There is an obvious spiritual dimension to the Bill. Gus Speth, a scientist who used to be the director of the Natural Resources Defense Council in the United States, said:
“I used to think that top environmental problems were biodiversity loss, ecosystem collapse and climate change. I thought that thirty years of good science could address these problems. I was wrong. The top environmental problems are selfishness, greed and apathy, and to deal with these we need a cultural and spiritual transformation. And we scientists don’t know how to do that.”
Politicians, or any of us alone, cannot do that either.
Last September, Christiana Figueres showed the bishops a cartoon, which has since become well known, of a series of increasingly large waves crashing in on a small, urban shore: the pandemic, the economy, the climate and the environment. Although each needs to be addressed in its own terms, Pope Francis is right to see them as a single piece and as a challenge to the way we understand ourselves in relation to God, one another and the whole creation. The world’s faiths are all a resource for the way in which we live together in this one room of God’s creation. In our ecumenism, we have to pay attention to the economy—helpfully understood in the way of the Dasgupta review—and to the laws, ecology and wisdom of the house.

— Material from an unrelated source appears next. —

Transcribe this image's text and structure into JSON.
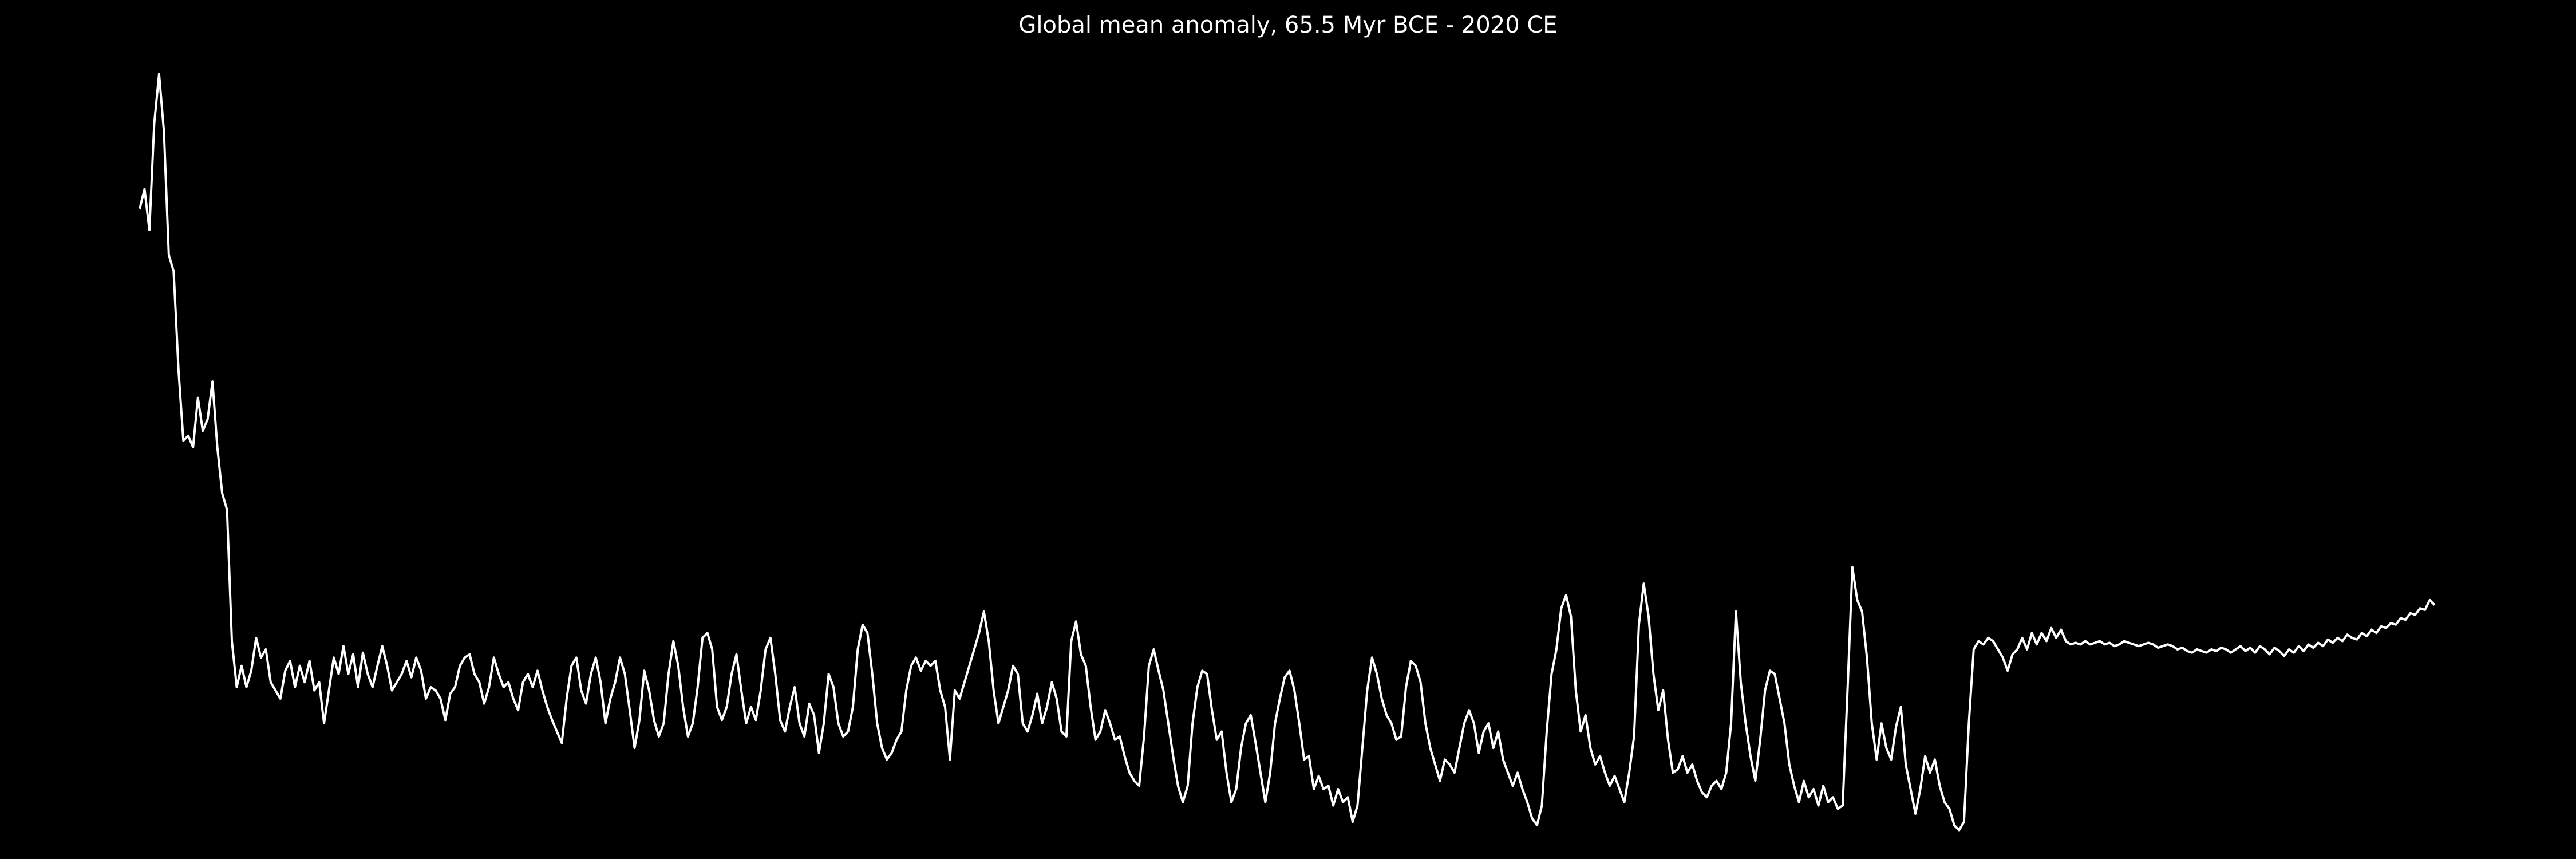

We cannot depend on techno-optimism to dig us out of a hole and we will need to answer questions about restraint. What is enough? We cannot continue to consume as we do. A new creativity is needed. There are opportunities for the UK to exercise leadership in our hosting of the G7, this week, and COP 26 in November. The big lesson of the pandemic is that we are local and global, and that in the existential issues we face no one is safe until everyone is safe. The golden rule of every religion and philosophical tradition is to do to others as we would have them do to us; it is enlightened self-interest. That has implications for the global vaccination programme and for overseas aid.
The Bill addresses the legislative framework for our care of the environment but what underlies it is the way we human beings see ourselves. In the diocese of Salisbury, which is one of the most ancient settled landscapes in Europe and has a wonderful geology hundreds of millions of years old, this bishop knows something about the humility needed in our care of the earth, as well as the creative wisdom and ambition that has given such progress to human well-being. Most people want to do the right thing. We need a legislative framework that will help us to do so, and courageous politicians capable of seeing the need for new-world thinking in the light of what we are learning from our present experience.
It has been a privilege to make a small contribution to the workings of this House and to pray for this one small room in God’s big house. I thank your Lordships for your purposeful and expert collaboration and companionship. I thank the staff of the House for their unfailing helpfulness and courteousness, and the former and present Lord Speakers and their deputies. I wish your Lordships well in your consideration of this crucial Bill and will continue to pray for you in all your deliberations.
I am sure the House would wish me to express thanks and best wishes to the right reverend Prelate. I call the next speaker, Baroness McIntosh of Pickering.